99. Memorandum From Director of Central Intelligence Helms to President Nixon1

SUBJECT

  • The Situation in Laos

In connection with your upcoming trip to the Far East,2 I want to bring to your attention what I see to be a deteriorating situation in Laos. While in Southeast Asia, you may well want to examine what is occurring there in the context of its effects on American equities in Vietnam.

Since 1962, this Agency has played a major role in support of United States policy in Laos. Specifically, we have developed and maintained a covert irregular force of a total of 39,000 men which has borne a major share of the active fighting, particularly in Northeast Laos. In this latter area, under the leadership of General Vang Pao, guerrilla units formed of Meo tribesmen have been engaged for more than eight years in a seesaw battle with the North Vietnamese Army and Pathet Lao troops.

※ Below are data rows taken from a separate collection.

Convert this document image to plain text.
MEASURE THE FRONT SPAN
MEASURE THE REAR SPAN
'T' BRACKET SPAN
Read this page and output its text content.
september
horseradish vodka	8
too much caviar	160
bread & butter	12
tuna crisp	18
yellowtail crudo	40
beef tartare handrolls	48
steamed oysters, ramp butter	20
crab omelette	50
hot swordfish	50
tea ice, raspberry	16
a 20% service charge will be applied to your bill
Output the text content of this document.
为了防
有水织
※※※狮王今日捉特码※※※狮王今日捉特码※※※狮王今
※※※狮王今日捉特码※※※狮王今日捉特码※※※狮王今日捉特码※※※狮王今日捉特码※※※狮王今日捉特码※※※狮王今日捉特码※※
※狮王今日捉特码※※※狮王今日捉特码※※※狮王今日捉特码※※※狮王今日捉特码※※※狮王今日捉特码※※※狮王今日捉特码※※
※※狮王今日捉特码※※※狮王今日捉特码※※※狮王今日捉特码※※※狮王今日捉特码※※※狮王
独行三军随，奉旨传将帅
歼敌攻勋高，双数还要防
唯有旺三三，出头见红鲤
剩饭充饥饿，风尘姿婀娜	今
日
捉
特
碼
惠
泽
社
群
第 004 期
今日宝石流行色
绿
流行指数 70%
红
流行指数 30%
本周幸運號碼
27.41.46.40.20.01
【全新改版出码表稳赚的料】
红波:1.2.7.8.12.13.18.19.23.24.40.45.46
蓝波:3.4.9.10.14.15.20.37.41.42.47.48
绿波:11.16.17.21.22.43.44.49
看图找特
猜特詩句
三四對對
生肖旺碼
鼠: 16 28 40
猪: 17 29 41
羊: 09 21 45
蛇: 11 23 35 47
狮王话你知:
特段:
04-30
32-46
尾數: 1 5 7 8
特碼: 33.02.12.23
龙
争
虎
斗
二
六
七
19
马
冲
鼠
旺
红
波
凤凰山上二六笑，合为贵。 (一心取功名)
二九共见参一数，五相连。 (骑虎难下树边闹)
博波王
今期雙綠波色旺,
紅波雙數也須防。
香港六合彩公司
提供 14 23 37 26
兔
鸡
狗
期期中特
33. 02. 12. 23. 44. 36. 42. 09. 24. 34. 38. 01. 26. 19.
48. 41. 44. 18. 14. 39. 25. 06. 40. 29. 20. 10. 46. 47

Up until this year the fighting in North Laos has had a cyclical nature with friendly forces advancing during the rainy season from July until November and enemy forces advancing during the following dry season. This year the pattern has been broken. We are several weeks into the rainy season and the North Vietnamese have continued to attack. They have captured and held, using elements of two North Vietnamese Divisions, including tanks, the former neutralist stronghold of Muong Soui on the edge of the Plaine des Jarres and they are now advancing west along Route 7 toward its junction with Route 13 which links the capital city of Vientiane with the royal capital of Luang Prabang. (See attached map.)3 There are also indications that enemy units are moving south and west of the plain in a direction which would threaten the major Meo bases of Long Tieng and Sam Thong. The Lao Cabinet, somewhat leaderless with Prime Minister Souvanna Phouma [Page 306] vacationing in France, is in a panic over this situation and has been belaboring the United States Embassy in Vientiane with requests for action, particularly heavier air strikes against the enemy.

The Embassy is working with the 7/13th Air Force to provide a considerable increase in tactical air strikes directed against enemy lines of communication in hopes of inhibiting any major enemy move west of Muong Soui. Although air strikes in the past have exacted a heavy toll, the North Vietnamese forces appear so far in their current campaign willing to pay the price. They may also have chosen to keep moving because tactical air sorties are limited by the extremely bad weather prevailing in the area at this time of year.

On the ground, the neutralist forces which formerly occupied Muong Soui are dispersed and completely ineffective as a fighting force. The Force Armes Royale (FAR) is tied down in defense of other areas and incapable of stopping regular North Vietnamese divisional units. The Meo units under Vang Pao have been forced into a defensive position to protect their key bases. Moreover, these irregular forces are tired from eight years of constant warfare, and Vang Pao is unable to find the manpower resources to do more than keep up with his losses. Already he has been forced to use 13 and 14 year old children to replace his casualties. We think Vang Pao will fight hard to maintain his Headquarters in the Northeast highlands, but as the military pressure on it increases, it will be more and more difficult for him to control his tribal elders, some of whom are already talking about evacuation to safer areas in western Laos.

The Department of State is aware of the problem and is moving diplomatically to urge the Soviets to intercede with the North Vietnamese to slow their advance.4 Preliminary Soviet reactions are not encouraging.

North Vietnamese intentions are unclear and their current advance may have only limited aims but there are many Lao, including Vang Pao, who believe the North Vietnamese plan to encircle and threaten the royal capital at Luang Prabang and move down Route 13 to Vang Vieng and the edge of the Vientiane plain. Should they do this, they would be able to negotiate from a position of strength. In these circumstances the Lao Government might not be able to hold together and Souvanna could be forced to make some accommodation with the Communists. The North Vietnamese goals may be (1) either a partition of Laos giving them full authority over the areas they control at the [Page 307] point of a future cease fire or (2) the reconstitution of the Tripartite Government but consisting this time of a coalition they control: Souvanna Phouma on the right, Communist controlled neutralists in the middle, and the Neo Lao Hak Sat front group on the left.

The North Vietnamese now have the option, if they choose to exercise it, of provoking a most serious political crisis in Laos. In this situation the limits have largely been reached on what this Agency can do in a paramilitary sense to stop the North Vietnamese advance in Laos which is now threatening.

Richard Helms 5
  1. Source: Central Intelligence Agency, DCI Executive Registry, Job 80–B01284A, Laos, 1 Jan.–31 Dec. 1969. Secret. Copies were sent to Rogers and Laird.
  2. On July 23 Nixon flew to the South Pacific to witness the splashdown of the Apollo XI moon flight. This began a world tour that included stops in Guam, the Philippines, Indonesia, Thailand, South Vietnam, India, Pakistan, Romania, and Great Britain.
  3. Attached but not reproduced.
  4. As outlined in telegram 118077 to Vientiane, July 16. (National Archives, RG 59, Central Files 1969–73, POL 27 LAOS)
  5. Printed from a copy that indicates Helms signed the original.